Potential roles of WRKY transcription factors in regulating oxidative protection and signalling in Salvia officinalis plants exposed to ozone

Tropospheric ozone (O3) is a global air pollutant that causes negative effects on plant metabolism, physiology and growth. Because of its strong oxidative potential, O3 has a large spectrum of biocidal activities by inducing plant signal molecules that can mediate the stimulation of secondary answers at genetic and metabolic level. The objective of this work is to elucidate the potential roles of WRKY transcription factors in regulating oxidative protection and signalling in Salvia officinalis (sage, one of the most well-known aromatic herbs) exposed to a single pulse of O3 (200 ppb, 5 h day-1) in controlled environmental conditions.

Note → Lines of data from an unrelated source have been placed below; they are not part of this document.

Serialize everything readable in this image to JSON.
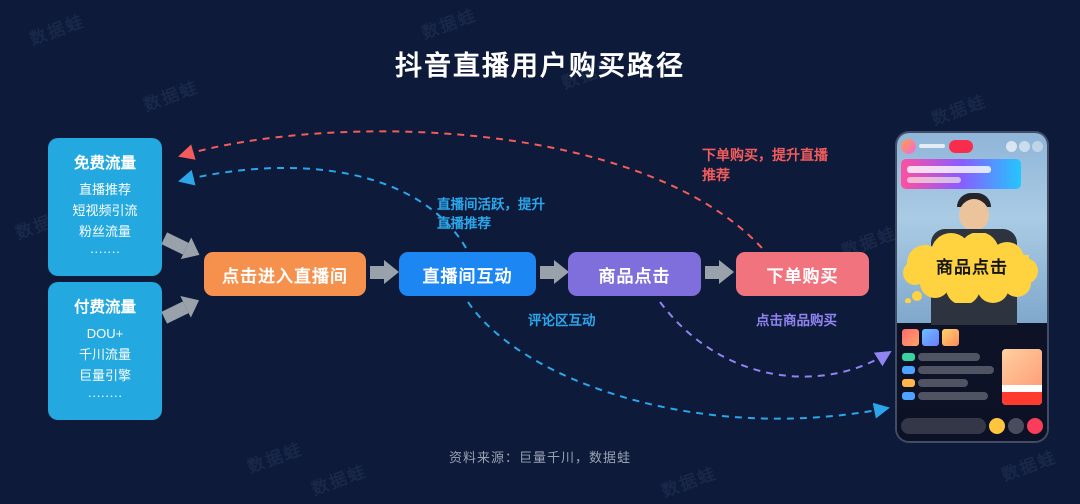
{
  "title": "抖音直播用户购买路径",
  "watermark_text": "数据蛙",
  "traffic_boxes": [
    {
      "title": "免费流量",
      "color": "#23a9e0",
      "lines": [
        "直播推荐",
        "短视频引流",
        "粉丝流量",
        "·······"
      ]
    },
    {
      "title": "付费流量",
      "color": "#23a9e0",
      "lines": [
        "DOU+",
        "千川流量",
        "巨量引擎",
        "········"
      ]
    }
  ],
  "flow_steps": [
    {
      "label": "点击进入直播间",
      "color": "#f5914d"
    },
    {
      "label": "直播间互动",
      "color": "#1c86f2"
    },
    {
      "label": "商品点击",
      "color": "#7e6fdc"
    },
    {
      "label": "下单购买",
      "color": "#f1737e"
    }
  ],
  "annotations": {
    "order_boost": {
      "text": "下单购买，提升直播推荐",
      "color": "#f25c5c"
    },
    "active_boost": {
      "text": "直播间活跃，提升直播推荐",
      "color": "#2ba6ea"
    },
    "comment_interact": {
      "text": "评论区互动",
      "color": "#2ba6ea"
    },
    "click_buy": {
      "text": "点击商品购买",
      "color": "#9183f0"
    }
  },
  "phone": {
    "callout": "商品点击"
  },
  "footer": "资料来源：巨量千川，数据蛙"
}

At the end of the treatment, leaves appeared symptomless. Minute chlorotic spots were recognizable 48 h from the beginning of the exposure and especially on the adaxial leaf surface. To identify WRKY transcriptional factors genes involved in the oxidative burst, BLASTX analysis against the current assembly of the S. miltiorrhiza sequence genome was performed using Arabidopsis WRKY protein sequences as queries. A total of 14 gene sequences were predicted for sage WRKYs. The relative expression assessment of WRKY genes were analysed by quantitative real-time reverse transcription-PCR and carried out in asymptomatic leaves. Four WRKY were highly induced by O3 at different time-points. WRKY11 and WRKY46 were significantly up-regulated after 2 h from the beginning of exposure. WRKY4 and WRKY5 have altered expression levels at the end of treatment (about 2-fold higher that controls). Only WRKY23 was significantly down-regulated by O3. No significant expression level changes were observed during the recovery period. This result suggests that WRKYs can be important components in the complex signalling processes during O3 responses. In particular, they could act as redox-responsive sequences and, consequently, as promoter elements specific for O3 perception/signal transduction. Furthermore, transcriptional and metabolic relationships will be elucidated.